Taking these factors into account, we concluded that Mr Paisley had committed serious misconduct, and that his actions
“were of a nature to bring the House of Commons into disrepute”,
which is a further breach of the code of conduct. Because we regard this as an especially serious case, we have recommended that Mr Paisley be suspended from the service of the House for a period of 30 sitting days, starting on 4 September 2018.
The motion before the House today makes separate provision for the withdrawal of Mr Paisley’s salary, and I should say a word or two by way of explanation about that. The intention of the Committee was that Mr Paisley should be suspended from the service of the House for 30 days, and that he should forfeit his parliamentary salary for an equivalent period—that is, also 30 days. However, I have been advised that the effect of simply suspending him for 30 sitting days without making separate provision for his salary is likely to be that he will automatically forfeit that salary for a period longer than 30 days, because of the inclusion of non-sitting days in the overall period of suspension.

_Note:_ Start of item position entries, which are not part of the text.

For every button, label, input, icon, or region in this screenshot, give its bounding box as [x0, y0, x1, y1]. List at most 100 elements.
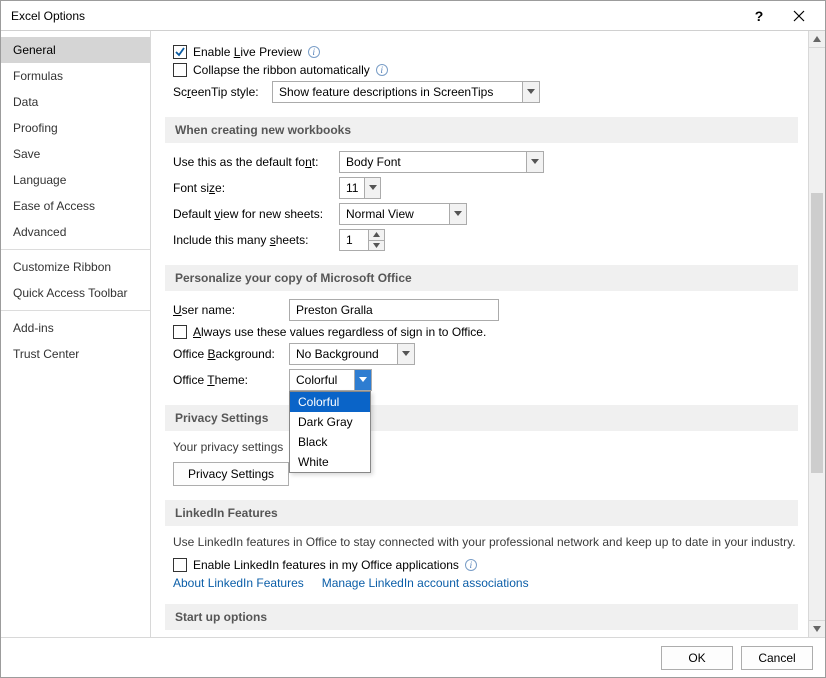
spinner-up-icon[interactable]	[369, 230, 384, 240]
excel-options-dialog: Excel Options ? General Formulas Data Pr…	[0, 0, 826, 678]
footer: OK Cancel	[1, 637, 825, 677]
enable-linkedin-checkbox[interactable]	[173, 558, 187, 572]
always-use-label: Always use these values regardless of si…	[193, 325, 486, 339]
sidebar-item-proofing[interactable]: Proofing	[1, 115, 150, 141]
office-background-label: Office Background:	[173, 347, 283, 361]
section-linkedin: LinkedIn Features	[165, 500, 798, 526]
office-theme-dropdown: Colorful Dark Gray Black White	[289, 391, 371, 473]
font-size-value: 11	[340, 181, 364, 195]
office-background-value: No Background	[290, 347, 397, 361]
spinner-down-icon[interactable]	[369, 240, 384, 251]
default-font-combo[interactable]: Body Font	[339, 151, 544, 173]
sidebar-item-customize-ribbon[interactable]: Customize Ribbon	[1, 254, 150, 280]
help-button[interactable]: ?	[739, 2, 779, 30]
sheets-count-label: Include this many sheets:	[173, 233, 333, 247]
info-icon[interactable]: i	[465, 559, 477, 571]
cancel-button[interactable]: Cancel	[741, 646, 813, 670]
row-font-size: Font size: 11	[173, 177, 798, 199]
section-startup: Start up options	[165, 604, 798, 630]
content: Enable Live Preview i Collapse the ribbo…	[151, 31, 808, 637]
sidebar-item-general[interactable]: General	[1, 37, 150, 63]
sheets-count-value: 1	[340, 230, 368, 250]
username-input[interactable]	[289, 299, 499, 321]
privacy-settings-button[interactable]: Privacy Settings	[173, 462, 289, 486]
screentip-label: ScreenTip style:	[173, 85, 266, 99]
font-size-label: Font size:	[173, 181, 333, 195]
sidebar-item-add-ins[interactable]: Add-ins	[1, 315, 150, 341]
close-button[interactable]	[779, 2, 819, 30]
sidebar-item-save[interactable]: Save	[1, 141, 150, 167]
row-default-view: Default view for new sheets: Normal View	[173, 203, 798, 225]
manage-linkedin-link[interactable]: Manage LinkedIn account associations	[322, 576, 529, 590]
chevron-down-icon	[397, 344, 414, 364]
office-background-combo[interactable]: No Background	[289, 343, 415, 365]
titlebar: Excel Options ?	[1, 1, 825, 31]
font-size-combo[interactable]: 11	[339, 177, 381, 199]
row-enable-linkedin: Enable LinkedIn features in my Office ap…	[173, 558, 798, 572]
collapse-ribbon-label: Collapse the ribbon automatically	[193, 63, 370, 77]
info-icon[interactable]: i	[376, 64, 388, 76]
chevron-down-icon	[449, 204, 466, 224]
screentip-combo[interactable]: Show feature descriptions in ScreenTips	[272, 81, 540, 103]
chevron-down-icon	[526, 152, 543, 172]
sidebar-item-formulas[interactable]: Formulas	[1, 63, 150, 89]
default-font-value: Body Font	[340, 155, 526, 169]
scroll-track[interactable]	[809, 48, 825, 620]
row-privacy-button: Privacy Settings	[173, 462, 798, 486]
about-linkedin-link[interactable]: About LinkedIn Features	[173, 576, 304, 590]
chevron-down-icon	[522, 82, 539, 102]
row-sheets-count: Include this many sheets: 1	[173, 229, 798, 251]
sidebar-item-data[interactable]: Data	[1, 89, 150, 115]
username-label: User name:	[173, 303, 283, 317]
collapse-ribbon-checkbox[interactable]	[173, 63, 187, 77]
chevron-down-icon	[354, 370, 371, 390]
section-personalize: Personalize your copy of Microsoft Offic…	[165, 265, 798, 291]
chevron-down-icon	[364, 178, 380, 198]
row-username: User name:	[173, 299, 798, 321]
office-theme-value: Colorful	[290, 373, 354, 387]
sidebar-item-quick-access-toolbar[interactable]: Quick Access Toolbar	[1, 280, 150, 306]
scroll-thumb[interactable]	[811, 193, 823, 473]
enable-live-preview-label: Enable Live Preview	[193, 45, 302, 59]
scrollbar[interactable]	[808, 31, 825, 637]
close-icon	[793, 10, 805, 22]
row-always-use: Always use these values regardless of si…	[173, 325, 798, 339]
section-new-workbooks: When creating new workbooks	[165, 117, 798, 143]
scroll-down-icon[interactable]	[809, 620, 825, 637]
row-office-theme: Office Theme: Colorful Colorful Dark Gra…	[173, 369, 798, 391]
sidebar-item-trust-center[interactable]: Trust Center	[1, 341, 150, 367]
dialog-body: General Formulas Data Proofing Save Lang…	[1, 31, 825, 637]
office-theme-combo[interactable]: Colorful Colorful Dark Gray Black White	[289, 369, 372, 391]
screentip-value: Show feature descriptions in ScreenTips	[273, 85, 522, 99]
always-use-checkbox[interactable]	[173, 325, 187, 339]
privacy-intro: Your privacy settings	[173, 439, 798, 456]
checkmark-icon	[174, 46, 186, 58]
sidebar-item-ease-of-access[interactable]: Ease of Access	[1, 193, 150, 219]
sheets-count-spinner[interactable]: 1	[339, 229, 385, 251]
help-icon: ?	[755, 8, 764, 24]
row-office-background: Office Background: No Background	[173, 343, 798, 365]
default-view-combo[interactable]: Normal View	[339, 203, 467, 225]
default-font-label: Use this as the default font:	[173, 155, 333, 169]
office-theme-label: Office Theme:	[173, 373, 283, 387]
theme-option-black[interactable]: Black	[290, 432, 370, 452]
sidebar-separator	[1, 310, 150, 311]
content-wrap: Enable Live Preview i Collapse the ribbo…	[151, 31, 825, 637]
row-linkedin-links: About LinkedIn Features Manage LinkedIn …	[173, 576, 798, 590]
sidebar-item-advanced[interactable]: Advanced	[1, 219, 150, 245]
enable-live-preview-checkbox[interactable]	[173, 45, 187, 59]
sidebar-item-language[interactable]: Language	[1, 167, 150, 193]
default-view-value: Normal View	[340, 207, 449, 221]
theme-option-colorful[interactable]: Colorful	[290, 392, 370, 412]
linkedin-desc: Use LinkedIn features in Office to stay …	[173, 534, 798, 551]
ok-button[interactable]: OK	[661, 646, 733, 670]
default-view-label: Default view for new sheets:	[173, 207, 333, 221]
theme-option-white[interactable]: White	[290, 452, 370, 472]
theme-option-dark-gray[interactable]: Dark Gray	[290, 412, 370, 432]
info-icon[interactable]: i	[308, 46, 320, 58]
row-collapse-ribbon: Collapse the ribbon automatically i	[173, 63, 798, 77]
scroll-up-icon[interactable]	[809, 31, 825, 48]
row-default-font: Use this as the default font: Body Font	[173, 151, 798, 173]
row-enable-live-preview: Enable Live Preview i	[173, 45, 798, 59]
sidebar-separator	[1, 249, 150, 250]
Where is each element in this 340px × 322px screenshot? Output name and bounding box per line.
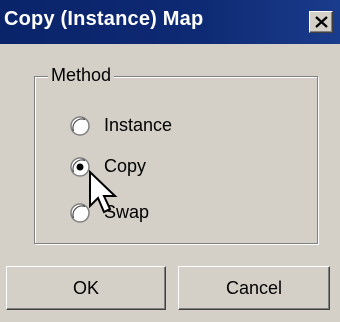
mouse-cursor-icon	[89, 170, 118, 214]
window-title: Copy (Instance) Map	[4, 8, 204, 30]
radio-button-icon[interactable]	[70, 203, 90, 223]
radio-instance-label: Instance	[104, 115, 173, 135]
title-bar[interactable]: Copy (Instance) Map	[0, 0, 340, 44]
radio-button-icon[interactable]	[70, 116, 90, 136]
ok-button[interactable]: OK	[6, 266, 166, 310]
cancel-button[interactable]: Cancel	[178, 266, 330, 310]
radio-button-icon[interactable]	[70, 157, 90, 177]
close-icon	[315, 16, 328, 28]
method-group-label: Method	[48, 64, 115, 86]
close-button[interactable]	[309, 11, 333, 33]
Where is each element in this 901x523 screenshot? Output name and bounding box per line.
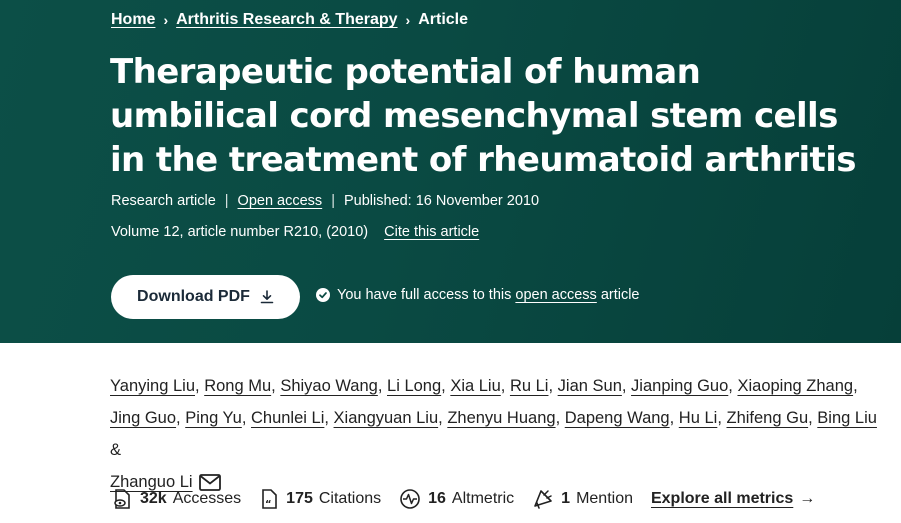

That was not the Committee’s intention. In retrospect, we could have been clearer about that in the wording of our report. I am therefore grateful to the Leader of the House for having acceded to my request to table today’s motion in a form that makes clear the Committee’s intention and avoids any ambiguity over the period of time for which Mr Paisley’s salary will be withdrawn.
We also recommend that Mr Paisley should register the benefits he received from the Sri Lankan government, which will be italicised in the Register to indicate that they are a late entry.
Finally, I should mention that the lay members of the Committee played a full and active part in the drawing up of the Committee’s report, which they are in full agreement with.
Question put and agreed to.
The House has agreed to the motion in the name of the Leader of the House to suspend the hon. Member for North Antrim (Ian Paisley) for 30 sitting days. Under the terms of section 5 of the Recall of MPs Act 2015, I am now required to write to the relevant electoral officer, informing him or her that a Member has met one of the conditions that make the Member subject to a recall petition under that Act, namely that, following a report from the Committee on Standards in relation to the MP, the House of Commons has ordered the suspension of the Member from the service of the House for a period of 10 sitting days or more.
Any recall petition will be administered in accordance with the provisions of the Act by that electoral officer. For those who take a keen interest in these matters—I am partly taking the time to state all this because it is the first occasion upon which I have been required so to act—I would add that the electoral officer has 10 working days to set up and open the petition for signature, or longer if it is not practicable to do it within that time. If the petition achieves the necessary number of signatures—at least 10% of the number of eligible registered electors in that constituency—in the specified period of six weeks, the electoral officer notifies me and the seat is made vacant from the date of that notification.
I hope that explanation is helpful to the House. This is a regrettable state of affairs, but I thank the Leader of the House for what she said in moving the motion and I would like to thank the right hon. Member for Rother Valley (Sir Kevin Barron), the Chair of the Standards Committee, for briefing the House in the way that he has done.